This week the Department of Justice and the Federal Trade Commission released draft guidelines relating to permissible mergers, that is mergers that they will not challenge and attempt to prevent. The guidelines are substantially different from, and materially less favorable than, guidelines they propose to erase and harken back to policies from the ’60s and 70’s. Indeed, the guidelines make specific citation to older court cases, likely because more recent cases are more permissive in not challenging mergers.
What is going on? One could conclude that the guidelines are an attack on size per se, but that is not sufficiently nuanced an observation. Specific policy considerations are apparent in some of the extremely complex details:
First, you can no longer sell a merger on the basis that it will reduce costs to consumers, a presumed touchstone. Now the impact on workers, and their ability to obtain employment, must be considered.
Second, given the trend in acquisitions to try to tie up supply of critical components, there will be an examination to make sure that a vertical acquisition will not so tie up critical supplies as to harm business with which the acquirer competes.
Third, the general trigger for focus on an acquisition, previously articulated as probably creating adverse effect, is now keyed to the risk of negative effect (a lesser standard).
Fourth, if a company is doing a series of acquisitions which in the aggregate have anti-competitive effect, the ability to go back and examine the whole chain of acquisitions is expressly reserved.
‘Fifth, the safe harbors of the old guidelines are eliminated; there is no statement of what will NOT be deemed an undesirable acquisition.
There is included a long list of core concepts, an analysis of which is beyond the scope of this post. If you are thinking about acquiring a supplier or a competitor, in many cases the first thing you will need to acquire is a lawyer.

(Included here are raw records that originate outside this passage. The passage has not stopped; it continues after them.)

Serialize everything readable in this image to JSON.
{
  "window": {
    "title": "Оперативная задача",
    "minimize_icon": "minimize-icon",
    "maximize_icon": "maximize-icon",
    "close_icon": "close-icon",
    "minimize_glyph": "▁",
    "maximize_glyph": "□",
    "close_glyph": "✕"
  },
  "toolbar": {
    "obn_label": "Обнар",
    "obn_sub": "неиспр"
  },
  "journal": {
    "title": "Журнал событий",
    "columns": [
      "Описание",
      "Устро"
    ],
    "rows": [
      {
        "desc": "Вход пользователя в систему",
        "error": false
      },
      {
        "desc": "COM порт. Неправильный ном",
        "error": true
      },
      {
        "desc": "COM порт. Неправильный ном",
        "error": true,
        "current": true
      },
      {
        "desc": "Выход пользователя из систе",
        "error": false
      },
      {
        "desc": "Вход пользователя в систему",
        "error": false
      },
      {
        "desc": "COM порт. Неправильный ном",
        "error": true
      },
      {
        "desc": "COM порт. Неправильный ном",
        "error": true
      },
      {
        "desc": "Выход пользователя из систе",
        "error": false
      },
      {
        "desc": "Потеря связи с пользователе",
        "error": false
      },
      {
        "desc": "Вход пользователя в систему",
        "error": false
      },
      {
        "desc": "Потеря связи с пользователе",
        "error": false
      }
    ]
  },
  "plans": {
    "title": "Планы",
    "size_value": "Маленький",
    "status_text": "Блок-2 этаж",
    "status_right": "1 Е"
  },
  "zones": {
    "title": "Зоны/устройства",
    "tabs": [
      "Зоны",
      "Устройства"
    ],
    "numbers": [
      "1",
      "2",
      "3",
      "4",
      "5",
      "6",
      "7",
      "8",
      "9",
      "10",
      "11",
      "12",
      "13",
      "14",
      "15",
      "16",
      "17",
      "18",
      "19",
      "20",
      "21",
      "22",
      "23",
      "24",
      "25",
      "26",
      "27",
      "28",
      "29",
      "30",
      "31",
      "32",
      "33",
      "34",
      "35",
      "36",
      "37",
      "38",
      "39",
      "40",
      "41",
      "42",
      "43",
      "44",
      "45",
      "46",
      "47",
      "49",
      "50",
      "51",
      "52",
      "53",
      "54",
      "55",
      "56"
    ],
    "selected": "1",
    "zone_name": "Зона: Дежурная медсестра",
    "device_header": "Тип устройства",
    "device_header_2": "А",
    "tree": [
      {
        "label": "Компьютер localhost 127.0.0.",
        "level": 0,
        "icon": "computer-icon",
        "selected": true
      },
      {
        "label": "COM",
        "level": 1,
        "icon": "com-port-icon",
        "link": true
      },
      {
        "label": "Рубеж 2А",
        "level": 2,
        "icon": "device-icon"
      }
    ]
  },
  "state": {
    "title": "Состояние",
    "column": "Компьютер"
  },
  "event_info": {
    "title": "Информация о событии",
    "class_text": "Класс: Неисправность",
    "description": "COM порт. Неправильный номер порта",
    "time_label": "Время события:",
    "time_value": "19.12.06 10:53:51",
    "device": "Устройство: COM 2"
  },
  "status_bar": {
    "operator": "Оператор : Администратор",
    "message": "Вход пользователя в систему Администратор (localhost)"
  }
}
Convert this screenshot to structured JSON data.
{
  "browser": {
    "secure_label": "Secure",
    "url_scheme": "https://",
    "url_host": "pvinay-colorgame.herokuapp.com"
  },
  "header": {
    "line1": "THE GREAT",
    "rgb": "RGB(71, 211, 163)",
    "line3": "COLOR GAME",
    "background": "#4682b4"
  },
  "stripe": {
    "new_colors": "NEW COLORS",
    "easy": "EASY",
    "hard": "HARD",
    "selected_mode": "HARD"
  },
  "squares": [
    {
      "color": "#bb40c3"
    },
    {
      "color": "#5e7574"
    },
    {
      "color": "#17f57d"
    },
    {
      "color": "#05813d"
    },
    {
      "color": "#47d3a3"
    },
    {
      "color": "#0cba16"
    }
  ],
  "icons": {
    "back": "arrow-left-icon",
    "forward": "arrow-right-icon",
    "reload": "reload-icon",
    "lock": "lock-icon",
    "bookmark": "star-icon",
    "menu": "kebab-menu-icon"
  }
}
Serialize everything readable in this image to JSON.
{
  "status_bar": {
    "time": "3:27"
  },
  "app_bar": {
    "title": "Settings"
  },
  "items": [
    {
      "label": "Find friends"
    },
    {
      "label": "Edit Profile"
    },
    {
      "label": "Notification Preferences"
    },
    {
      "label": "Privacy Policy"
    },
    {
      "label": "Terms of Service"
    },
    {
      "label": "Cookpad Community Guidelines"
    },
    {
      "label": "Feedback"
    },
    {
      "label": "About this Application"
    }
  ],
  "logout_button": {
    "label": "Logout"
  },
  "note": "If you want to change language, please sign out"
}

Note that this is a draft, open for public comment into September. If adopted these are guidelines for actions to be taken by the government, but do not constitute a law; courts over the last decades have been more permissive about acquisitions and while they may be influenced by guidelines they are free not to follow them. But whatever is adopted foretells a longer period to navigate through getting government approval in many circumstances, itself likely a dynamic which will somewhat limit the urge to merge.